Specific recommendations

  1. There is an urgent need for increased overall support from the federal government for open programs, an investment that has fallen dramatically in adjusted dollars.
  2. Project Grant success rates should be equalized across career stages according to unique nominated principal investigator applicant (NPI) numbers (count one per NPI, even if they submit multiple grants) to prevent the distortions caused by Foundation from being exacerbated.
  3. The additional $30 million allocated to the first Project Grant pilot should be made available to the populations most in need, either in the form of additional full awards or bridge grants:
    1. ECIs who are not currently NPI on a 5-year CIHR operating grant.
    2. Previously-funded MCIs who are experiencing or facing immediate funding gaps.
  4. Funds allocated specifically to ECIs or MCIs in the first Project Grant pilot should be in addition to this equalized success rate in order to partially offset the support lost in the Foundation Pilot.
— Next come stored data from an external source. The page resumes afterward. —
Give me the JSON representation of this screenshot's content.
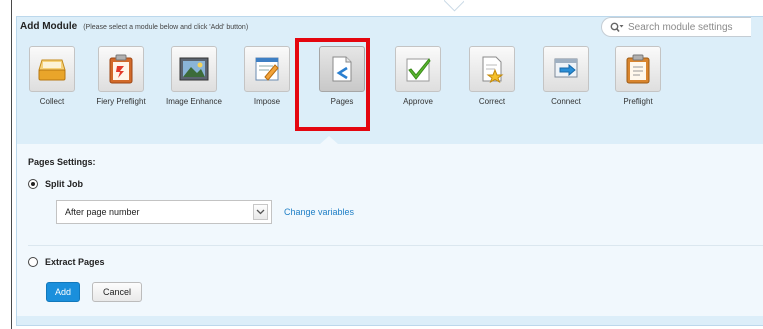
{
  "header": {
    "title": "Add Module",
    "hint": "(Please select a module below and click 'Add' button)"
  },
  "search": {
    "placeholder": "Search module settings",
    "icon": "search-dropdown-icon"
  },
  "modules": [
    {
      "label": "Collect",
      "icon": "collect-icon"
    },
    {
      "label": "Fiery Preflight",
      "icon": "fiery-preflight-icon"
    },
    {
      "label": "Image Enhance",
      "icon": "image-enhance-icon"
    },
    {
      "label": "Impose",
      "icon": "impose-icon"
    },
    {
      "label": "Pages",
      "icon": "pages-icon",
      "selected": true
    },
    {
      "label": "Approve",
      "icon": "approve-icon"
    },
    {
      "label": "Correct",
      "icon": "correct-icon"
    },
    {
      "label": "Connect",
      "icon": "connect-icon"
    },
    {
      "label": "Preflight",
      "icon": "preflight-icon"
    }
  ],
  "settings": {
    "title": "Pages Settings:",
    "split_job": {
      "label": "Split Job",
      "selected": true
    },
    "split_option": {
      "value": "After page number"
    },
    "change_variables": "Change variables",
    "extract_pages": {
      "label": "Extract Pages",
      "selected": false
    }
  },
  "buttons": {
    "add": "Add",
    "cancel": "Cancel"
  },
  "colors": {
    "panel_bg": "#dceef9",
    "settings_bg": "#f1f8fd",
    "accent": "#1a8fdc",
    "link": "#1f7fc6",
    "highlight": "#e4060f"
  }
}
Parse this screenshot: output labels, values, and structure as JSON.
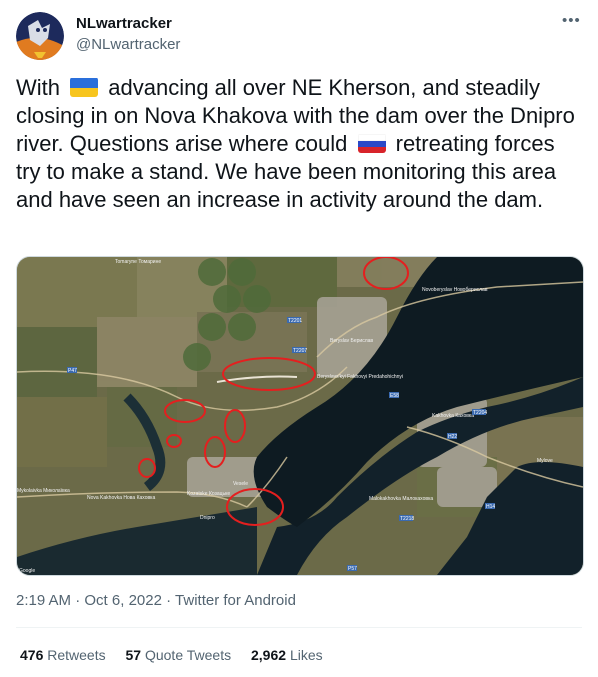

  5. Foundation awards--both in number and in size--represent a hugely disproportionate allocation of funds to established investigators. CIHR should take immediate measures to remedy the current shift and prevent future disproportionate allocation of operating grant dollars. Proportionate allocation across early-career, mid-career, and established investigators will allow CIHR to meet its mandate and respond to demographic changes in the applicant pool.
  6. Better incorporation of leaves and career delays into evaluation and eligibility mechanisms, including by adjusting CCV time restrictions for Project and Foundation to allow applicants who took a leave within the 5- or 7-year time window to show a full 5 or 7 years’ worth of productivity. The current restrictions systematically disadvantage those who take leave, many of whom are ECIs taking maternity and parental leaves. Such systematic disadvantage may be particularly harmful to the careers of ECI and MCI women.